Gravel, a quirky but often contender contender, spiced up the early Democratic debates by suggesting that most of the other candidates scared him with their casual talk of flexing the nation’s nuclear capacity. Those comments earned Gravel a disinvitation to later debates. But he continued to campaign, raising a little bit of money and a lot of important issues, especially with regard to needed reforms in the political process. None of this got him many votes and he won no delegates to Democratic National Convention.

Perhaps, he will do better as a Libertarian.

Gravel, who had seemed to be flirting with the Green Party in March, announced this week that he is quitting the Democrats and registered as a Libertarian.

“I’m joining the Libertarian Party because it is a party that combines a commitment to freedom and peace that can’t be found in the two major parties that control the government and politics of America,” declared Gravel, who was elected to the Senate in 1968 and served two terms before his defeat in a 1980 Democratic primary. “My libertarian views, as well as my strong stance against war, the military industrial complex and American imperialism, seem not to be tolerated by Democratic Party elites who are out of touch with the average American; elites that reject the empowerment of American citizens I offered to the Democratic Party at the beginning of this presidential campaign with the National Initiative for Democracy.”

Does this mean that Gravel will now offer those ideas to the Libertarians as a candidate for the party’s nomination?

Of course.

In an email to supporters, Gravel wrote: “The fact is, the Democratic Party today is no longer the party of FDR,” he said. “It is a party that continues to sustain war, the military-industrial complex and imperialism — all of which I find anathema to my views.

“By and large, I have been repeatedly marginalized in both national debates and in media exposure by the Democratic leadership, which works in tandem with the corporate interests that control what we read and hear in the media.

“I look forward to advancing my presidential candidacy within the Libertarian Party, which is considerably closer to my values, my foreign policy views and my domestic views.”

Gravel is not the only former member of Congress who is toying with a bid for the Libertarian line on the presidential ballots of states across the country – the party has already secured more than 25 and is hard at work on securing the rest.
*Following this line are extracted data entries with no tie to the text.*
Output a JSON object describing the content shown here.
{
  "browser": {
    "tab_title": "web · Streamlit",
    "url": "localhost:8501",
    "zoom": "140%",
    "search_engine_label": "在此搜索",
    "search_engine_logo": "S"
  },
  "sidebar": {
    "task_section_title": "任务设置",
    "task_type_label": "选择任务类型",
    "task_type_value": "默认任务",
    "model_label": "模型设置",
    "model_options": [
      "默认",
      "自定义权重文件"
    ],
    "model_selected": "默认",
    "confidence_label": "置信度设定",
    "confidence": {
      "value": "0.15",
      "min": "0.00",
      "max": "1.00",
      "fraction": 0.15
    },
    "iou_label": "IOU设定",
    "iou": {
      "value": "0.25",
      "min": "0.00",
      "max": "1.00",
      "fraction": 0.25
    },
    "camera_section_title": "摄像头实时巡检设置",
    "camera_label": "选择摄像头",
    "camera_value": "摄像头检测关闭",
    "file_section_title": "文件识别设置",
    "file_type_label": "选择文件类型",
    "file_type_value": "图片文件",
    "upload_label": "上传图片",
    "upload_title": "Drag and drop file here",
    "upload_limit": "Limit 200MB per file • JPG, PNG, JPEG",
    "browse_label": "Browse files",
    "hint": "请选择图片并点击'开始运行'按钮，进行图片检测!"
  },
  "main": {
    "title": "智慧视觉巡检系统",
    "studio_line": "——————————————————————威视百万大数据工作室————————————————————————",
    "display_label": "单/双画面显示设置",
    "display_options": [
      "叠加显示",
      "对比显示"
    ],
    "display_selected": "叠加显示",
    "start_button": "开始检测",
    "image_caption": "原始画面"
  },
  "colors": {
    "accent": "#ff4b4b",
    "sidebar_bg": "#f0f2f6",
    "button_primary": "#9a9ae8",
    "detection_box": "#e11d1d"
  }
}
Among those welcoming Gravel to the Libertarian camp was former Georgia Congressman Bob Barr, who left the Republican fold to join the Libertarians in 2006.

Barr, who has been boomed as a possible Libertarian nominee this year, declared that, “Just as Senator Gravel believes Democrats have lost touch with the American public, I too concluded Republicans had lost their core principles, and could no longer associate myself with the GOP. While coming from opposite sides of the aisle, Senator Gravel and I definitely agree on the fundamental need for systemic change in our political system, and that the only way we have of effecting that change is by supporting and working in the Libertarian Party, which is the only political party in America that consistently works in word and deed to maximize individual liberty and minimize government power.”

Does this point to a Gravel-Barr, or perhaps a Barr-Gravel ticket on the Libertarian line in 2008? The party is not without candidates, some of them longtime members, for its presidential and vice presidential nods.

But a ticket made up of a former Democratic senator and a former Republican congressman who find agreement on a number of Constitutional issues would gain attention – and perhaps a decent number of votes – in a fall election season that may see former adherents of both major parties casting about for alternatives.